Interesting analysis in the website article.

It goes without saying that if they're busy analyzing these trends that FB most definitely performs other complex analysis and likely shares that with other entities. They are in the business of information analysis, just like Google.

Re:I wonder what else FB is analyzing and sharing. (1)

UDChris (242204) | more than 3 years ago | (#34670888)

...FB most definitely performs other complex analysis and likely shares that with other entities.

You mean entites like those that provide the targeted ads in the right column? Again, not new, and really not news...

...Fox News... (0)

Anonymous Coward | more than 3 years ago | (#34672470)

When are you pussies going to stop whining and crying about Fox News? "Waa waa it's negative." ALL news is negative you sissy fucking tools. But when your party is an even bigger joke than the party of the "rich white man", you have to attack your Fox News boogie man.

Don't talk about Time? (0)

Anonymous Coward | more than 3 years ago | (#34674360)
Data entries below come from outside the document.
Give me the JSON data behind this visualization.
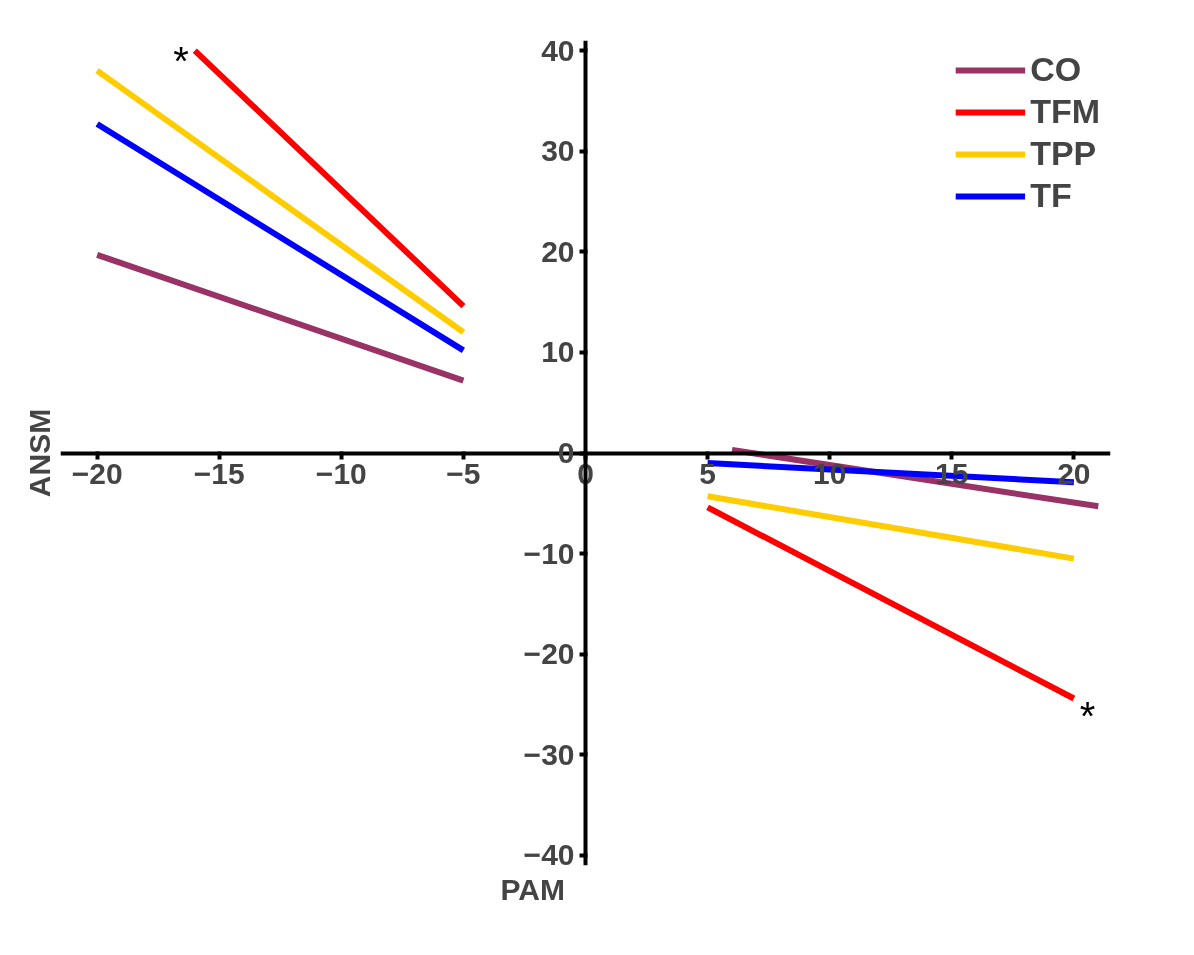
{
  "chart_data": {
    "type": "line",
    "xlabel": "PAM",
    "ylabel": "ANSM",
    "xlim": [
      -21.5,
      21.5
    ],
    "ylim": [
      -41,
      41
    ],
    "xticks": [
      -20,
      -15,
      -10,
      -5,
      0,
      5,
      10,
      15,
      20
    ],
    "yticks": [
      -40,
      -30,
      -20,
      -10,
      0,
      10,
      20,
      30,
      40
    ],
    "grid": false,
    "legend": "top right",
    "marker": "none",
    "line_style": "solid",
    "series": [
      {
        "name": "CO",
        "color": "#993366",
        "x": [
          -20,
          -5,
          0,
          6,
          21
        ],
        "values": [
          19.7,
          7.2,
          null,
          0.3,
          -5.3
        ]
      },
      {
        "name": "TFM",
        "color": "#ff0000",
        "x": [
          -16,
          -5,
          0,
          5,
          20
        ],
        "values": [
          40,
          14.6,
          null,
          -5.4,
          -24.4
        ]
      },
      {
        "name": "TPP",
        "color": "#ffcc00",
        "x": [
          -20,
          -5,
          0,
          5,
          20
        ],
        "values": [
          38.0,
          12.0,
          null,
          -4.3,
          -10.5
        ]
      },
      {
        "name": "TF",
        "color": "#0000ff",
        "x": [
          -20,
          -5,
          0,
          5,
          20
        ],
        "values": [
          32.7,
          10.2,
          null,
          -1.0,
          -2.9
        ]
      }
    ],
    "annotations": [
      {
        "text": "*",
        "x": -16,
        "y": 40
      },
      {
        "text": "*",
        "x": 20,
        "y": -24.4
      }
    ]
  }
}
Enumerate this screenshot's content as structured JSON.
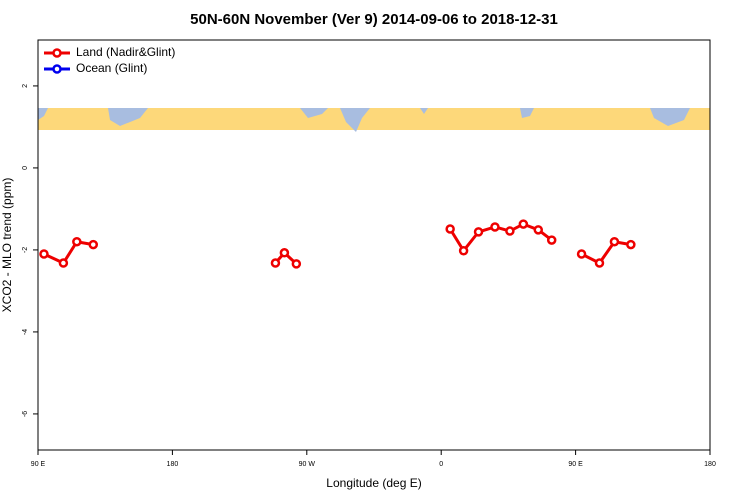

crap, there goes my dissertation *sigh*

Is FB the Antichrist? (1)

UBfusion (1303959) | more than 3 years ago | (#34675120)

"don't talk about your family": subconscious rule to suppress the guilt both FB posters and readers might experience due to the fact that spending time on FB is by definition cheating (== stealing time from your family). Somehow I sense a similarity of this rule with the Mickey Mouse universe, where parents don't exist (only uncles, aunts, nieces and cousins).

"don't refer to time": subconscious rule strongly related to the previous one (spare time should be spent with the family) and also used to suppress the guilt caused by procrastination (instead of working or taking care of pressing errands, they got stuck in FB).

Mine is a psychoanalytic approach. My guess is that eventually somebody will come up with a religious interpretation of the results, demonstrating that these FB commandments are the inverse of the biblical Ten Commandments and therefore FB is the Antichrist.